NATO played down the prospects of renewed conflict. “I don’t believe there is a possibility of a war. We will do what is necessary to restore and uphold law and order,” NATO spokesman Jamie Shea said yesterday.
Serbs see the UN-run province as their ancient homeland. Ethnic Albanians want independence from Serbia-Montenegro, the loose alliance of states left after the Balkan wars of the 1990s disintegrated Yugoslavia.
Clashes erupted on Wednesday in the ethnically divided city of Kosovska Mitrovica after ethnic Albanians blamed Serbs for the drowning of at least two children and began rampaging in revenge, including burning a Serbian Orthodox church.

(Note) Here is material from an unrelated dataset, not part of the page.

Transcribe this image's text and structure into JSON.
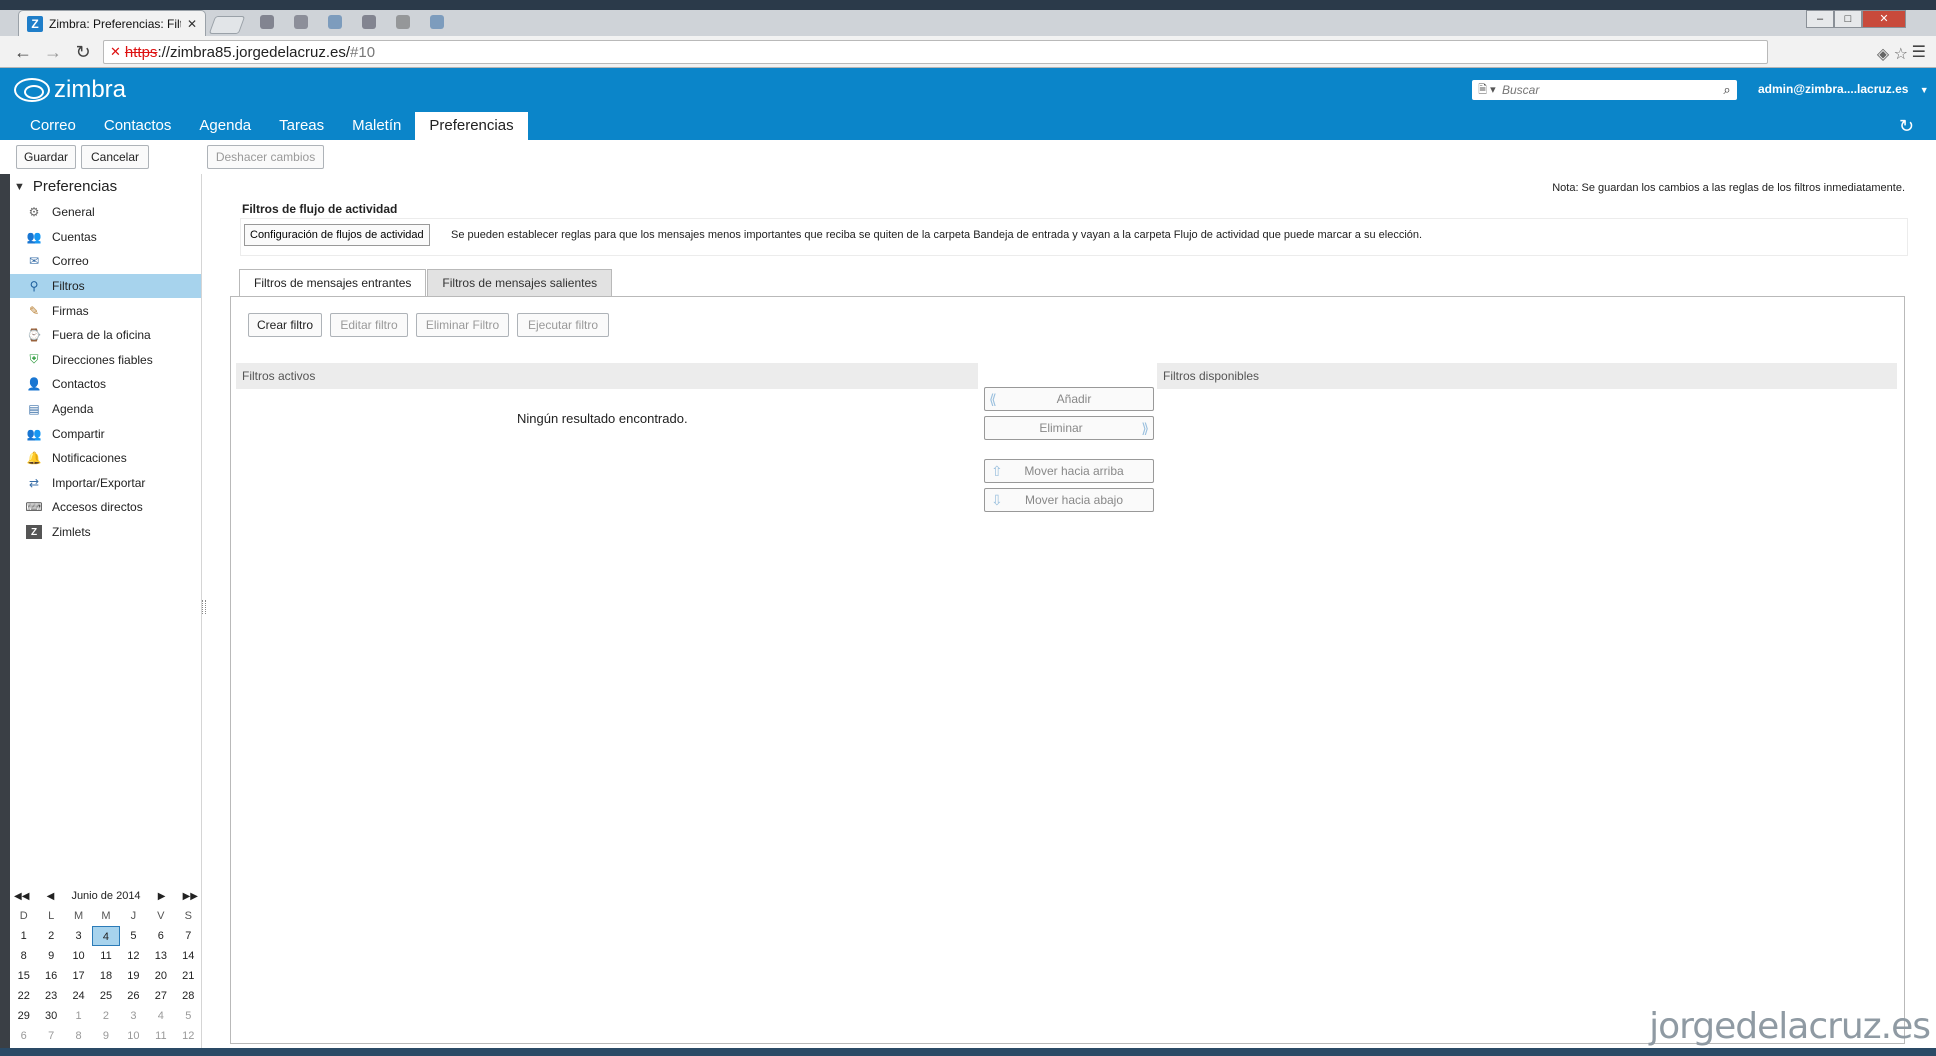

Witnesses said arsonists entered the church even though French peacekeepers shot tear gas and rubber bullets at them.
NATO-led peacekeepers and Romanian police units moved in, firing tear gas, rubber bullets and stun grenades to stop ethnic Albanians from surging across a key bridge toward the Serb side of the city, where another crowd had gathered.
Melees broke out elsewhere in the UN-run province, including several enclaves where Serbs have eked out an existence since war’s end.
All the deaths came on Wednesday in gun battles, riots and street fighting. Smoke billowed from Serb houses in the ethnically mixed town of Kosovo Polje.
In the capital, burned cars smouldered in the street. UN police and NATO peacekeepers evacuated about 100 Serbs from their homes in Pristina and other communities.
Some of the Serbs’ apartments and cars had been torched.
Sixty-one UN police were injured, said Angela Joseph, a spokeswoman for force.